The Spread of the Black Plauge/Black Death/Bubonic Plague in Europe Print
Written by beaver   
Friday, 04 July 2008 14:43

First of all what is Black Plauge/Black Death/Bubonic Plague?
The Black Death, or Black Plague, was one of the most devastating pandemics in human history. It began in south-western Asia and spread to Europe by the late 1340s, where it received its name Black Death. The total number of deaths worldwide from the pandemic is estimated at 75 million people. The Black Death is estimated to have killed between a third and two-thirds of Europe’s population.
Thanks Wikipedia for this short info

 Black Plauge

What is the point of origin of the Black Plauge/Black Death/Bubonic Plague?
It may never be possible to identify the point of origin of the fourteenth-century plague with any precision. The disease had been endemic in several locations in Asia for centuries, flaring up occasionally and setting off the severe sixth-century pandemic. At any one of these sites an outbreak could have occurred that initiated the Black Death.

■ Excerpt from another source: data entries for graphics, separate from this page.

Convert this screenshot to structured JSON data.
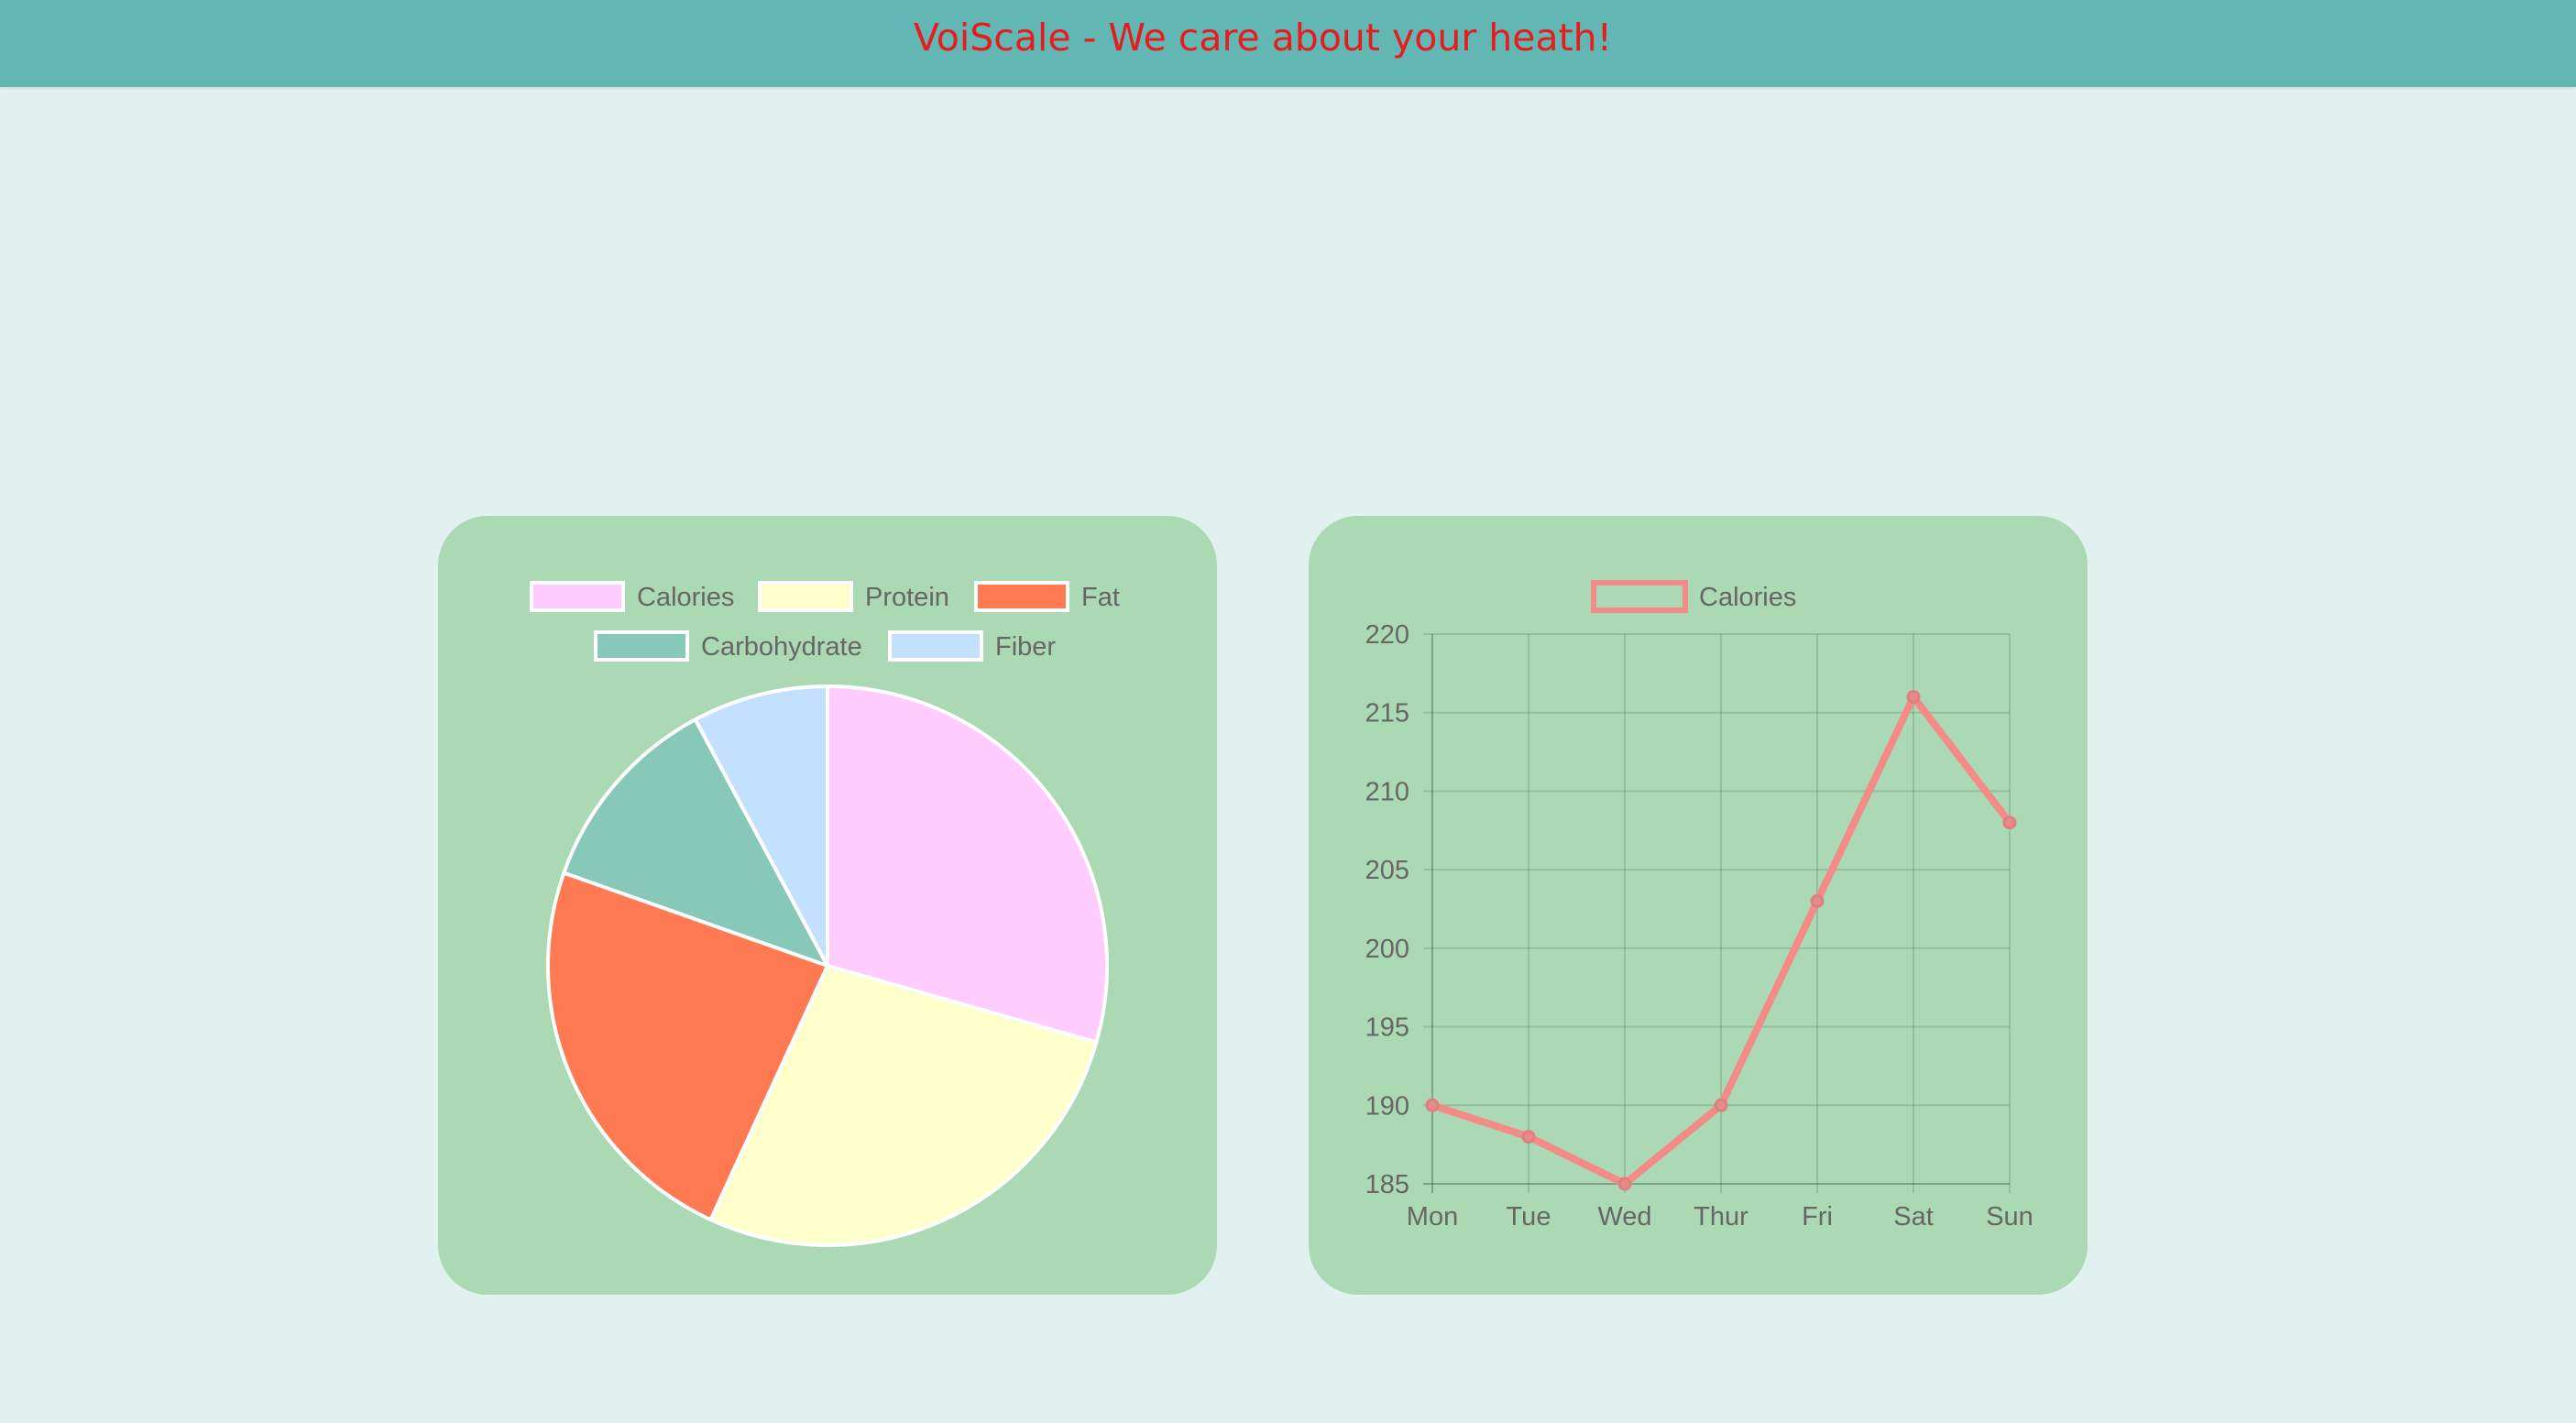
{
  "header": {
    "title": "VoiScale - We care about your heath!"
  },
  "colors": {
    "header_bg": "#62b6b4",
    "title_text": "#e51d1d",
    "card_bg": "#aad9b3",
    "page_bg": "#e1f1f0"
  },
  "chart_data": [
    {
      "type": "pie",
      "categories": [
        "Calories",
        "Protein",
        "Fat",
        "Carbohydrate",
        "Fiber"
      ],
      "values": [
        30,
        28,
        24,
        12,
        8
      ],
      "colors": [
        "#ffccfe",
        "#ffffcc",
        "#ff7a52",
        "#88c8b9",
        "#c3e0fe"
      ],
      "legend_position": "top"
    },
    {
      "type": "line",
      "categories": [
        "Mon",
        "Tue",
        "Wed",
        "Thur",
        "Fri",
        "Sat",
        "Sun"
      ],
      "series": [
        {
          "name": "Calories",
          "values": [
            190,
            188,
            185,
            190,
            203,
            216,
            208
          ],
          "color": "#f48b89"
        }
      ],
      "ylim": [
        185,
        220
      ],
      "yticks": [
        185,
        190,
        195,
        200,
        205,
        210,
        215,
        220
      ],
      "grid": true,
      "legend_position": "top"
    }
  ]
}
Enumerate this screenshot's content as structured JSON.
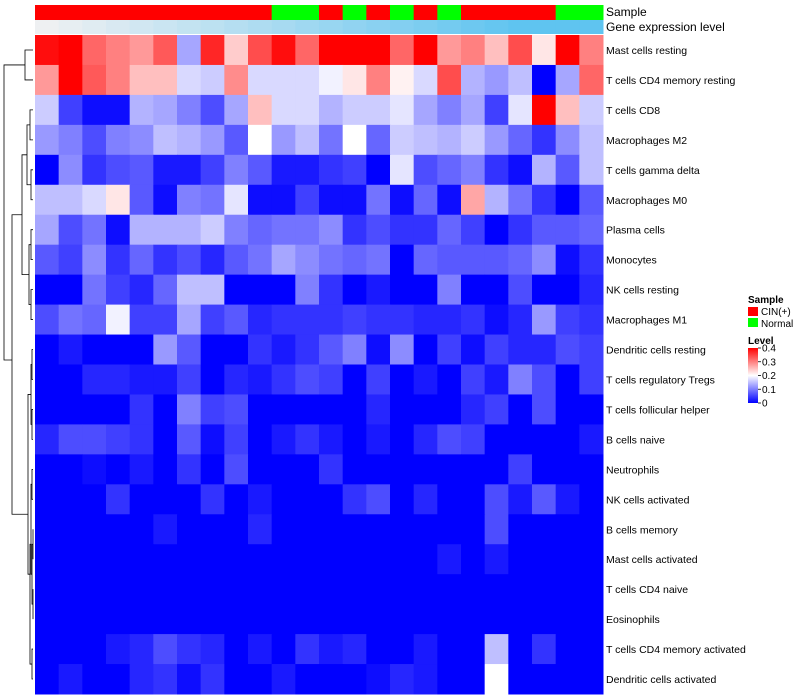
{
  "chart_data": {
    "type": "heatmap",
    "annotation_rows": [
      "Sample",
      "Gene expression level"
    ],
    "legends": {
      "sample": {
        "title": "Sample",
        "entries": [
          {
            "label": "CIN(+)",
            "color": "#ff0000"
          },
          {
            "label": "Normal",
            "color": "#00ff00"
          }
        ]
      },
      "level": {
        "title": "Level",
        "ticks": [
          "0.4",
          "0.3",
          "0.2",
          "0.1",
          "0"
        ],
        "colors": [
          "#0000ff",
          "#ffffff",
          "#ff0000"
        ],
        "range": [
          0,
          0.4
        ]
      }
    },
    "samples": [
      "C",
      "C",
      "C",
      "C",
      "C",
      "C",
      "C",
      "C",
      "C",
      "C",
      "N",
      "N",
      "C",
      "N",
      "C",
      "N",
      "C",
      "N",
      "C",
      "C",
      "C",
      "C",
      "N",
      "N"
    ],
    "expression_level": [
      0.0,
      0.02,
      0.04,
      0.06,
      0.08,
      0.1,
      0.12,
      0.14,
      0.16,
      0.18,
      0.2,
      0.22,
      0.24,
      0.26,
      0.28,
      0.3,
      0.32,
      0.34,
      0.36,
      0.38,
      0.4,
      0.4,
      0.4,
      0.4
    ],
    "rows": [
      "Mast cells resting",
      "T cells CD4 memory resting",
      "T cells CD8",
      "Macrophages M2",
      "T cells gamma delta",
      "Macrophages M0",
      "Plasma cells",
      "Monocytes",
      "NK cells resting",
      "Macrophages M1",
      "Dendritic cells resting",
      "T cells regulatory  Tregs",
      "T cells follicular helper",
      "B cells naive",
      "Neutrophils",
      "NK cells activated",
      "B cells memory",
      "Mast cells activated",
      "T cells CD4 naive",
      "Eosinophils",
      "T cells CD4 memory activated",
      "Dendritic cells activated"
    ],
    "values": [
      [
        0.39,
        0.4,
        0.32,
        0.3,
        0.28,
        0.33,
        0.13,
        0.37,
        0.24,
        0.34,
        0.39,
        0.32,
        0.4,
        0.4,
        0.4,
        0.32,
        0.4,
        0.28,
        0.3,
        0.25,
        0.34,
        0.22,
        0.4,
        0.3
      ],
      [
        0.28,
        0.4,
        0.33,
        0.3,
        0.25,
        0.25,
        0.17,
        0.16,
        0.29,
        0.17,
        0.17,
        0.17,
        0.19,
        0.22,
        0.3,
        0.21,
        0.17,
        0.34,
        0.14,
        0.12,
        0.15,
        0.0,
        0.13,
        0.32
      ],
      [
        0.16,
        0.05,
        0.01,
        0.01,
        0.14,
        0.13,
        0.1,
        0.06,
        0.13,
        0.25,
        0.17,
        0.17,
        0.14,
        0.16,
        0.16,
        0.18,
        0.13,
        0.1,
        0.13,
        0.05,
        0.18,
        0.4,
        0.25,
        0.16
      ],
      [
        0.12,
        0.1,
        0.06,
        0.1,
        0.11,
        0.15,
        0.14,
        0.12,
        0.07,
        0.2,
        0.12,
        0.15,
        0.09,
        0.2,
        0.08,
        0.16,
        0.15,
        0.14,
        0.16,
        0.12,
        0.08,
        0.04,
        0.11,
        0.15
      ],
      [
        0.0,
        0.11,
        0.04,
        0.06,
        0.07,
        0.02,
        0.02,
        0.05,
        0.1,
        0.07,
        0.02,
        0.02,
        0.04,
        0.05,
        0.0,
        0.18,
        0.06,
        0.08,
        0.1,
        0.04,
        0.01,
        0.14,
        0.07,
        0.15
      ],
      [
        0.15,
        0.15,
        0.17,
        0.22,
        0.07,
        0.01,
        0.1,
        0.09,
        0.18,
        0.01,
        0.01,
        0.05,
        0.01,
        0.01,
        0.09,
        0.01,
        0.08,
        0.01,
        0.27,
        0.14,
        0.09,
        0.04,
        0.0,
        0.07
      ],
      [
        0.13,
        0.06,
        0.09,
        0.01,
        0.14,
        0.14,
        0.14,
        0.16,
        0.1,
        0.08,
        0.09,
        0.09,
        0.11,
        0.04,
        0.06,
        0.04,
        0.04,
        0.08,
        0.05,
        0.0,
        0.04,
        0.07,
        0.07,
        0.08
      ],
      [
        0.07,
        0.05,
        0.11,
        0.04,
        0.08,
        0.04,
        0.06,
        0.03,
        0.07,
        0.09,
        0.13,
        0.11,
        0.09,
        0.08,
        0.09,
        0.0,
        0.08,
        0.07,
        0.07,
        0.07,
        0.08,
        0.11,
        0.01,
        0.04
      ],
      [
        0.0,
        0.0,
        0.09,
        0.05,
        0.03,
        0.08,
        0.15,
        0.15,
        0.0,
        0.0,
        0.0,
        0.1,
        0.04,
        0.0,
        0.02,
        0.0,
        0.0,
        0.1,
        0.0,
        0.0,
        0.06,
        0.0,
        0.0,
        0.03
      ],
      [
        0.06,
        0.09,
        0.08,
        0.19,
        0.05,
        0.05,
        0.13,
        0.05,
        0.07,
        0.03,
        0.04,
        0.04,
        0.04,
        0.05,
        0.04,
        0.04,
        0.03,
        0.03,
        0.04,
        0.01,
        0.03,
        0.12,
        0.05,
        0.04
      ],
      [
        0.0,
        0.02,
        0.0,
        0.0,
        0.0,
        0.12,
        0.07,
        0.0,
        0.0,
        0.04,
        0.02,
        0.04,
        0.07,
        0.1,
        0.01,
        0.11,
        0.0,
        0.05,
        0.01,
        0.05,
        0.03,
        0.03,
        0.06,
        0.05
      ],
      [
        0.0,
        0.0,
        0.03,
        0.03,
        0.02,
        0.02,
        0.05,
        0.0,
        0.03,
        0.02,
        0.04,
        0.06,
        0.05,
        0.0,
        0.05,
        0.0,
        0.02,
        0.0,
        0.05,
        0.02,
        0.1,
        0.06,
        0.0,
        0.05
      ],
      [
        0.0,
        0.0,
        0.0,
        0.0,
        0.04,
        0.0,
        0.1,
        0.05,
        0.06,
        0.0,
        0.0,
        0.0,
        0.0,
        0.0,
        0.03,
        0.0,
        0.0,
        0.0,
        0.03,
        0.05,
        0.0,
        0.06,
        0.0,
        0.0
      ],
      [
        0.03,
        0.06,
        0.06,
        0.05,
        0.04,
        0.0,
        0.07,
        0.01,
        0.05,
        0.0,
        0.02,
        0.04,
        0.02,
        0.0,
        0.02,
        0.0,
        0.03,
        0.06,
        0.05,
        0.0,
        0.0,
        0.0,
        0.0,
        0.02
      ],
      [
        0.0,
        0.0,
        0.01,
        0.0,
        0.02,
        0.0,
        0.04,
        0.0,
        0.06,
        0.0,
        0.0,
        0.0,
        0.04,
        0.0,
        0.0,
        0.0,
        0.0,
        0.0,
        0.0,
        0.0,
        0.05,
        0.0,
        0.0,
        0.0
      ],
      [
        0.0,
        0.0,
        0.0,
        0.04,
        0.0,
        0.0,
        0.0,
        0.04,
        0.0,
        0.02,
        0.0,
        0.0,
        0.0,
        0.04,
        0.06,
        0.0,
        0.03,
        0.0,
        0.0,
        0.06,
        0.02,
        0.07,
        0.02,
        0.0
      ],
      [
        0.0,
        0.0,
        0.0,
        0.0,
        0.0,
        0.02,
        0.0,
        0.0,
        0.0,
        0.03,
        0.0,
        0.0,
        0.0,
        0.0,
        0.0,
        0.0,
        0.0,
        0.0,
        0.0,
        0.06,
        0.0,
        0.0,
        0.0,
        0.0
      ],
      [
        0.0,
        0.0,
        0.0,
        0.0,
        0.0,
        0.0,
        0.0,
        0.0,
        0.0,
        0.0,
        0.0,
        0.0,
        0.0,
        0.0,
        0.0,
        0.0,
        0.0,
        0.02,
        0.0,
        0.02,
        0.0,
        0.0,
        0.0,
        0.0
      ],
      [
        0.0,
        0.0,
        0.0,
        0.0,
        0.0,
        0.0,
        0.0,
        0.0,
        0.0,
        0.0,
        0.0,
        0.0,
        0.0,
        0.0,
        0.0,
        0.0,
        0.0,
        0.0,
        0.0,
        0.0,
        0.0,
        0.0,
        0.0,
        0.0
      ],
      [
        0.0,
        0.0,
        0.0,
        0.0,
        0.0,
        0.0,
        0.0,
        0.0,
        0.0,
        0.0,
        0.0,
        0.0,
        0.0,
        0.0,
        0.0,
        0.0,
        0.0,
        0.0,
        0.0,
        0.0,
        0.0,
        0.0,
        0.0,
        0.0
      ],
      [
        0.0,
        0.0,
        0.0,
        0.02,
        0.03,
        0.06,
        0.04,
        0.03,
        0.0,
        0.02,
        0.0,
        0.04,
        0.02,
        0.03,
        0.0,
        0.0,
        0.02,
        0.0,
        0.0,
        0.15,
        0.0,
        0.04,
        0.0,
        0.0
      ],
      [
        0.0,
        0.02,
        0.0,
        0.0,
        0.03,
        0.04,
        0.01,
        0.04,
        0.0,
        0.0,
        0.02,
        0.0,
        0.0,
        0.0,
        0.01,
        0.03,
        0.02,
        0.0,
        0.0,
        0.2,
        0.0,
        0.0,
        0.0,
        0.0
      ]
    ]
  }
}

Where was the first recorded apperance of the Black Plauge/Black Death/Bubonic Plague?
The first recorded appearance of the plague in Europe was at Messina, Sicily in October of 1347. It arrived on trading ships that very likely came from the Black Sea, past Constantinople and through the Mediterranean. This was a fairly standard trade route that brought to European customers such items as silks and porcelain, which were carried overland to the Black Sea from as far away as China.
As soon as the citizens of Messina realized what horrible sickness had come aboard these ships, they expelled them from the port,but it was too late. Plague quickly raged through the city, and panicking victims fled, thus spreading it to the surrounding countryside. While Sicily was succumbing to the horrors of the disease, the expelled trading ships brought it to other areas around the Mediterranean, infecting the neighboring islands of Corsica and Sardinia by November.

Catapult
Tartars catapulted dead plague victims into the city
Meanwhile, plague had traveled from Sarai to the Genoese trading station of Tana, east of the Black Sea. Here Christian merchants were attacked by Tartars and chased to their fortress at Kaffa (Caffa). The Tartars besieged the city in November, but their siege was cut short when the Black Death struck. Before breaking off their attack, however, they catapulted dead plague victims into the city in the hopes of infecting its residents.
The defenders tried to divert the pestilence by throwing the bodies into the sea, but once a walled city had been struck by plague, its doom was sealed. As the inhabitants of Kaffa began to fall to the disease, the merchants boarded ships to sail home. But they could not escape the plague. When they arrived in Genoa and Venice in January of 1348, few passengers or sailors were left alive to tell the tale.

But few plague victims were all that was required to bring the deadly illness to mainland Europe.